BUD GREENSPAN
Calgary ’88: 16 Days of Glory
I think I figured out what I don’t like about these Bud Greenspan Olympic films. They center the athlete above all else. There are two main problems with that approach. One, athletes aren’t very interesting. The number of inane comments from top athletes in this film is staggering. I just don’t really care what most of them are thinking.
Two, my contention is that the Olympics are a bigger moment than their role as simply a major sporting event. To the athletes, that’s often not the case. For them it really is, especially for the top competitors, just about winning and losing. This is their career, this is their legacy. To focus exclusively on the competition angle is to miss out on all the other things that make the Olympics so special.
This film has none of those things. Nothing about the place, the culture, the spectators, the food, the village, whatever. It’s just a series of endless vignettes of people winning medals or losing in tragic ways. These films have a formula, which is fine I guess. This ensures that their floor in terms of quality is pretty high. It also ensures that their ceiling is low. There aren’t likely to be any truly standout films that follow this pattern.
To be special you have to take some kind of risk, you have to allow for the possibility of failure. These don’t. It’s a real shame.

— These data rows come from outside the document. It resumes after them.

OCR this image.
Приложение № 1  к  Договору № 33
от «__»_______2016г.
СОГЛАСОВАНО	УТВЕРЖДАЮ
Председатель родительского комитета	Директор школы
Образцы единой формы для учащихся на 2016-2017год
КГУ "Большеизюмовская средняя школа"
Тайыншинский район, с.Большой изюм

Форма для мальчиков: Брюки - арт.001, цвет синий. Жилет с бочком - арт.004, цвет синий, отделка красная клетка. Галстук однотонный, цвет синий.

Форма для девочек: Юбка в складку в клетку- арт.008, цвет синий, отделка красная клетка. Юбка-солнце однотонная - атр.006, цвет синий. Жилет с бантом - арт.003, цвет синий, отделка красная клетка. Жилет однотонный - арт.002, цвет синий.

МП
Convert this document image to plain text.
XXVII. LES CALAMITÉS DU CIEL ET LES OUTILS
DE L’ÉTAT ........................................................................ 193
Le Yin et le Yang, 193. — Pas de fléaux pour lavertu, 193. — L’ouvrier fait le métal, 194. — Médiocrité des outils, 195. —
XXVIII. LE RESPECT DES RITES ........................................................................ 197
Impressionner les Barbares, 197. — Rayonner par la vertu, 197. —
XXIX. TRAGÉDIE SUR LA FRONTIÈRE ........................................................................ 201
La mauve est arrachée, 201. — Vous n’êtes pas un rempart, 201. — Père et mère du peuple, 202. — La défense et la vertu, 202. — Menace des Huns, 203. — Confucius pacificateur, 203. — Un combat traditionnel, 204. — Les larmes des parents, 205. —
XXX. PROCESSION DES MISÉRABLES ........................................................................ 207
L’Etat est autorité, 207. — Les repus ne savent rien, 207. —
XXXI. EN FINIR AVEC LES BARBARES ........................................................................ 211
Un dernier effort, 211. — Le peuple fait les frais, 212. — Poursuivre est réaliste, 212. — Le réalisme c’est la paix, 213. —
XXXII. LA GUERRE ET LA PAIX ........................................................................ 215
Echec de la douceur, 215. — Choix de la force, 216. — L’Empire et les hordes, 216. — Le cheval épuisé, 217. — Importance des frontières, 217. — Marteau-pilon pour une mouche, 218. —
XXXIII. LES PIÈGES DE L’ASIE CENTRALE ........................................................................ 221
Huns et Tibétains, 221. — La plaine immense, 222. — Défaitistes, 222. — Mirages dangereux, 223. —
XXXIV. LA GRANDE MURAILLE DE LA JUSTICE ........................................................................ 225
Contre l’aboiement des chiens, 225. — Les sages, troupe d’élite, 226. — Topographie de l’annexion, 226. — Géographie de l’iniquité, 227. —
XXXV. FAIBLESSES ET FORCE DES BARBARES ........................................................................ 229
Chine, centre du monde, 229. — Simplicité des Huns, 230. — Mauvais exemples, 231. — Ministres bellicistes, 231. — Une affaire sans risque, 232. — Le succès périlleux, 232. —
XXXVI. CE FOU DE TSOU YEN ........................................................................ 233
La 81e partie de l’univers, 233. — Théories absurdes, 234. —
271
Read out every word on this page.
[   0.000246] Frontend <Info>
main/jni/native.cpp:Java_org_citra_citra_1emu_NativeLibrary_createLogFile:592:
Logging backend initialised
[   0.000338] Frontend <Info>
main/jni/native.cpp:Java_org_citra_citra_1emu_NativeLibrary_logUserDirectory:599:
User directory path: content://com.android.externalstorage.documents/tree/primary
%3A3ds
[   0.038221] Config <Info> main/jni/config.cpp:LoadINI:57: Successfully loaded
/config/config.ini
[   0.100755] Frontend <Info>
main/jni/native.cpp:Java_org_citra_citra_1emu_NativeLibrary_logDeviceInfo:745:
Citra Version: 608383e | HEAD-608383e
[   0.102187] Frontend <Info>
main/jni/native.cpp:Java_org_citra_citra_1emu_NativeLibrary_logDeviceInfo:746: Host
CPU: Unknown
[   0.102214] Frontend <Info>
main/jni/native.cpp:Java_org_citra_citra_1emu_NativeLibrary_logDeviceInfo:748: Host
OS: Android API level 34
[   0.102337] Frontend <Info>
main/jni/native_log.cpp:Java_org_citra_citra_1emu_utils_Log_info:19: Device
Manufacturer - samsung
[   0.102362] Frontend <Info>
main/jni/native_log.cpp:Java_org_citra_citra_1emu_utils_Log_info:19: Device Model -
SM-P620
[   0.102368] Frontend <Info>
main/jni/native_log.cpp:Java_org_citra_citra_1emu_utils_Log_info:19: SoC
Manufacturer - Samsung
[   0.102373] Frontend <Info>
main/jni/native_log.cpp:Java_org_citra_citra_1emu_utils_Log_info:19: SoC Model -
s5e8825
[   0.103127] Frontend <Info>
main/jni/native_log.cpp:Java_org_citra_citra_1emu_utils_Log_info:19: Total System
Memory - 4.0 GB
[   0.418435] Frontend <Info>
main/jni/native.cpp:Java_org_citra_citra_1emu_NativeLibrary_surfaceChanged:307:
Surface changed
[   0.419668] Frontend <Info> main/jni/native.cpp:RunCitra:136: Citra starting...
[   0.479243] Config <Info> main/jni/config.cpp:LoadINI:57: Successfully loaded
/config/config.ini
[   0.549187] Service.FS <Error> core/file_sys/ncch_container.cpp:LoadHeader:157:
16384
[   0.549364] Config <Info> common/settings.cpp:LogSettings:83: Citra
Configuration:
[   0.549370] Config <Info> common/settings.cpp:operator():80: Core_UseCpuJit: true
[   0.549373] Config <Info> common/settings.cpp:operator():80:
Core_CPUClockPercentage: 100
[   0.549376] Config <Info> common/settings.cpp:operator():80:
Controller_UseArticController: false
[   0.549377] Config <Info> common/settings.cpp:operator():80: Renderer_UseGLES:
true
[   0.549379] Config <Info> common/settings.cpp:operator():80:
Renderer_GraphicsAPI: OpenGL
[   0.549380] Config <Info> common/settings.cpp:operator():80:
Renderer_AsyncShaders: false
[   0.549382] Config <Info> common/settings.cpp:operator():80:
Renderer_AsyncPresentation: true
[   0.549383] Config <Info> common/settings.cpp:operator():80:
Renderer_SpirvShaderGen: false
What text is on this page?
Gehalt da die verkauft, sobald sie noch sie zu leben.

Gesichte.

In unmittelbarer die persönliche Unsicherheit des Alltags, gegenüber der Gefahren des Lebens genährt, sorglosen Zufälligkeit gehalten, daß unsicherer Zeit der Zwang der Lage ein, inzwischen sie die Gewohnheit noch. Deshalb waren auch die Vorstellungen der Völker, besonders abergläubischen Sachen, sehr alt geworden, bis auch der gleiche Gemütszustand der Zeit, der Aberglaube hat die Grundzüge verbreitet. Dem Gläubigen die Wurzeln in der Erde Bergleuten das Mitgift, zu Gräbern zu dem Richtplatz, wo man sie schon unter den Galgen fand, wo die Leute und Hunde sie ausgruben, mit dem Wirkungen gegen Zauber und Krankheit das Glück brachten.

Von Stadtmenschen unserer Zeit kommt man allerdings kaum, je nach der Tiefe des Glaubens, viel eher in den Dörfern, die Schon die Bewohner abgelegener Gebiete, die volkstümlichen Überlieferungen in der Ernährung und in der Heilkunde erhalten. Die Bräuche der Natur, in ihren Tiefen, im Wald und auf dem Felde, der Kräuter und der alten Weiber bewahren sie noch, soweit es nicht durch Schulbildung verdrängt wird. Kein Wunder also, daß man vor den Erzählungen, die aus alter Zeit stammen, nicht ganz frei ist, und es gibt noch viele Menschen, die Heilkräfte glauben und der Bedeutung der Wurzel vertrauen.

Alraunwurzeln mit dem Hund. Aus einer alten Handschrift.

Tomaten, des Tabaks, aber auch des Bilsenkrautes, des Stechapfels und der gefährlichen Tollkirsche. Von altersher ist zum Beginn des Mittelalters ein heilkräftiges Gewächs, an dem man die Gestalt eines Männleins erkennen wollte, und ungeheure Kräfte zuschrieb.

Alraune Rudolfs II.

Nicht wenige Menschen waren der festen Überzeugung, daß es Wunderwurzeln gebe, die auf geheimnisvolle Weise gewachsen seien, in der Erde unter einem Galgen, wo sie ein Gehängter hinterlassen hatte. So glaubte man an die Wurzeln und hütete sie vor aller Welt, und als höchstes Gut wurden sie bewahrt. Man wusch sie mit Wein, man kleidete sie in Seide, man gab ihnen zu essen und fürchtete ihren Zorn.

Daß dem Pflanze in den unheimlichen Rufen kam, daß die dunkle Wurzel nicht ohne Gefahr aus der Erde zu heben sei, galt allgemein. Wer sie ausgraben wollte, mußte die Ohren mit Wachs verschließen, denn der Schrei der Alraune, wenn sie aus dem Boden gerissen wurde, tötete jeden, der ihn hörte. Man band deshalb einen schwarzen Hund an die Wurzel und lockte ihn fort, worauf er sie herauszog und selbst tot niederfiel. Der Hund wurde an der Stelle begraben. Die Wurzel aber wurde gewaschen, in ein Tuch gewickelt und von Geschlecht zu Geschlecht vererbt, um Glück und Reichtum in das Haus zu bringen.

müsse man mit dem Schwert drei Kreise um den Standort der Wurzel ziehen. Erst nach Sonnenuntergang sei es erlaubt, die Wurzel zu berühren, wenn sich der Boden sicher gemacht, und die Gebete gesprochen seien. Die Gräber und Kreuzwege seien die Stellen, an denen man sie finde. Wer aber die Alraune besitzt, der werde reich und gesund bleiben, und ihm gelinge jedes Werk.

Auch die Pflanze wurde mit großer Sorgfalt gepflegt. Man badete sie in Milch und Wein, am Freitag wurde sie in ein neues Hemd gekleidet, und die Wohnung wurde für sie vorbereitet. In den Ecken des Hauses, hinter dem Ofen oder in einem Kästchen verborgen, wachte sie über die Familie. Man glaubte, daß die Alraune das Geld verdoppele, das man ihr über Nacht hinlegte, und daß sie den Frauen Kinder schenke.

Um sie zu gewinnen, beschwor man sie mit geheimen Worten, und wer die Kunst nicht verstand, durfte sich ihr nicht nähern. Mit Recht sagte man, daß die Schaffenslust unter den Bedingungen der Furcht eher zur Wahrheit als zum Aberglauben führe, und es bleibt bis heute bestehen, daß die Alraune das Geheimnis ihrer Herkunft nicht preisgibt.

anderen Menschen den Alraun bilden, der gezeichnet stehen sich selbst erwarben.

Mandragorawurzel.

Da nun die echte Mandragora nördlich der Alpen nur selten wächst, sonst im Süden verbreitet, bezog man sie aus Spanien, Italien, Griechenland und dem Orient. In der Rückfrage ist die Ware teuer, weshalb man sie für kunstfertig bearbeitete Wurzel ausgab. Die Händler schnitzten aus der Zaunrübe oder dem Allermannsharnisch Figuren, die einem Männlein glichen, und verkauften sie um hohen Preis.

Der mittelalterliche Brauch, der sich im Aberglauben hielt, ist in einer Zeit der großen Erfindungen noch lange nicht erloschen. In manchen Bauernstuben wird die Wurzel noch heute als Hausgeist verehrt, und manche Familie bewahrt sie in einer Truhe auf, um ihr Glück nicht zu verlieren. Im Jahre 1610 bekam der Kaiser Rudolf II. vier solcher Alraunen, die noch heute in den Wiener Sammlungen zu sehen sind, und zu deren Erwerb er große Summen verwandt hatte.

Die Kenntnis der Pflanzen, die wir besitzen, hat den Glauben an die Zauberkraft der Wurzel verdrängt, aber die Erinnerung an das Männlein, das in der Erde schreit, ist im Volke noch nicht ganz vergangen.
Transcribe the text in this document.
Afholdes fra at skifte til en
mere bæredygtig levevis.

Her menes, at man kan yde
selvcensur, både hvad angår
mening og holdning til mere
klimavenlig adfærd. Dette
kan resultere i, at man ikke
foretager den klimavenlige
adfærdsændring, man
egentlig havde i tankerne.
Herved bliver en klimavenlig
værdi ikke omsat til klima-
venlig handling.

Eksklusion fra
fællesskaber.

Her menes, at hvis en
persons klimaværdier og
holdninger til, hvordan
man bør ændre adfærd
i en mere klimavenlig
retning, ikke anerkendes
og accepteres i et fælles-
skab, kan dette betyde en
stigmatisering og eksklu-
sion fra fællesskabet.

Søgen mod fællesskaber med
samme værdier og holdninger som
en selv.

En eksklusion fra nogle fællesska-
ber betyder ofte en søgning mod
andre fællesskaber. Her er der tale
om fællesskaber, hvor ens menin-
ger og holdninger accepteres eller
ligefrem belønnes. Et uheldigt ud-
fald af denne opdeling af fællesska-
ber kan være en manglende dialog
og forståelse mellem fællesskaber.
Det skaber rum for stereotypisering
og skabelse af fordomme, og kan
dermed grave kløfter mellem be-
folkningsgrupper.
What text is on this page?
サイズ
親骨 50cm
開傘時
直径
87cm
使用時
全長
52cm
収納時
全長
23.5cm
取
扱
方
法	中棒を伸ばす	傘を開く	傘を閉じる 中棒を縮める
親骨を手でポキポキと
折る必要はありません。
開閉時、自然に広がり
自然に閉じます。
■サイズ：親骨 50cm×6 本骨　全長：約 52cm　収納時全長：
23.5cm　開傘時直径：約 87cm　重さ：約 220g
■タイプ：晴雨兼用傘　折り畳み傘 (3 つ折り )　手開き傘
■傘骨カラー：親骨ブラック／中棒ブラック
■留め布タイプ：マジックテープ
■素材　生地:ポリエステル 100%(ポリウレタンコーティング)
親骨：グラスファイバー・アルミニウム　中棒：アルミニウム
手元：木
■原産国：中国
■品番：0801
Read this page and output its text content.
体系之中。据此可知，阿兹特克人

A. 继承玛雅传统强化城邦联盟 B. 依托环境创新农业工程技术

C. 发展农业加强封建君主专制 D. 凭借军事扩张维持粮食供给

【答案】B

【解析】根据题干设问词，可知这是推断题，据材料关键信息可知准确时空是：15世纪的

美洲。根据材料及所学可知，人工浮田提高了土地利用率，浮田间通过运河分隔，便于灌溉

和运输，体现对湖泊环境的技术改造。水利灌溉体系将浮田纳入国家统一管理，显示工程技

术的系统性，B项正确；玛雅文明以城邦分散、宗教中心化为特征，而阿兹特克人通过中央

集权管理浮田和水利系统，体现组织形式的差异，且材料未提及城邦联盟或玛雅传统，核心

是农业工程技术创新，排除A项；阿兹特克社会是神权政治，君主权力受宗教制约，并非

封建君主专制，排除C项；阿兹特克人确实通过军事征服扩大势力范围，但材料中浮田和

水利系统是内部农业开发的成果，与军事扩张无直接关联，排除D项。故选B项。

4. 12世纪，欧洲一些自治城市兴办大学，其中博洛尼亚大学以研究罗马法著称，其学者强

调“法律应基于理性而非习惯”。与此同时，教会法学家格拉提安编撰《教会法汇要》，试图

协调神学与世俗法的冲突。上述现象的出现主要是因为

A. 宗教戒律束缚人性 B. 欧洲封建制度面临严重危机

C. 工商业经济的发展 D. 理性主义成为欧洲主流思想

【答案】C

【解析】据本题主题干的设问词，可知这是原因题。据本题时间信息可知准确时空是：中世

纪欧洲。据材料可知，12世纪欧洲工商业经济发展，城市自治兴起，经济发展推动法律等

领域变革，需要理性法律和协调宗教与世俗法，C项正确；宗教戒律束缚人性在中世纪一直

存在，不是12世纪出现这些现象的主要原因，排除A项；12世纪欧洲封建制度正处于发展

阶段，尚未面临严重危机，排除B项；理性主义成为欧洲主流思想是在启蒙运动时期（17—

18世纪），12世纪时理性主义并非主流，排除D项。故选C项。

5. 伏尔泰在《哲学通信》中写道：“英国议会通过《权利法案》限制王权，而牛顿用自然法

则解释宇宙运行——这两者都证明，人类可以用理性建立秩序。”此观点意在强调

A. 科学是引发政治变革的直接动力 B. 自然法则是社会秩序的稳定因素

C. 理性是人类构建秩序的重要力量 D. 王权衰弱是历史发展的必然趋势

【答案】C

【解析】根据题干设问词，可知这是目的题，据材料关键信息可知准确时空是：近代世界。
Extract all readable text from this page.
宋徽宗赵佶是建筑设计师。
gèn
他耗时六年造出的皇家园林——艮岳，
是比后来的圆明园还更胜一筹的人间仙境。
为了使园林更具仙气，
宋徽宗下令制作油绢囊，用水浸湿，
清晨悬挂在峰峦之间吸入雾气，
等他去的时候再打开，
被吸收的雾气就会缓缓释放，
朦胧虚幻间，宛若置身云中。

This feels like a made for TV special, and not a film. It’s like a series of ESPN shorts, which I guess makes sense as I think Greenspan’s approach essentially created the formula ESPN has mined for the last few decades. These are not artistic statements, but rather attempts at decent human nature stories. I’m sure many people feel exactly the opposite to me, and love these films, but they are most certainly not my thing.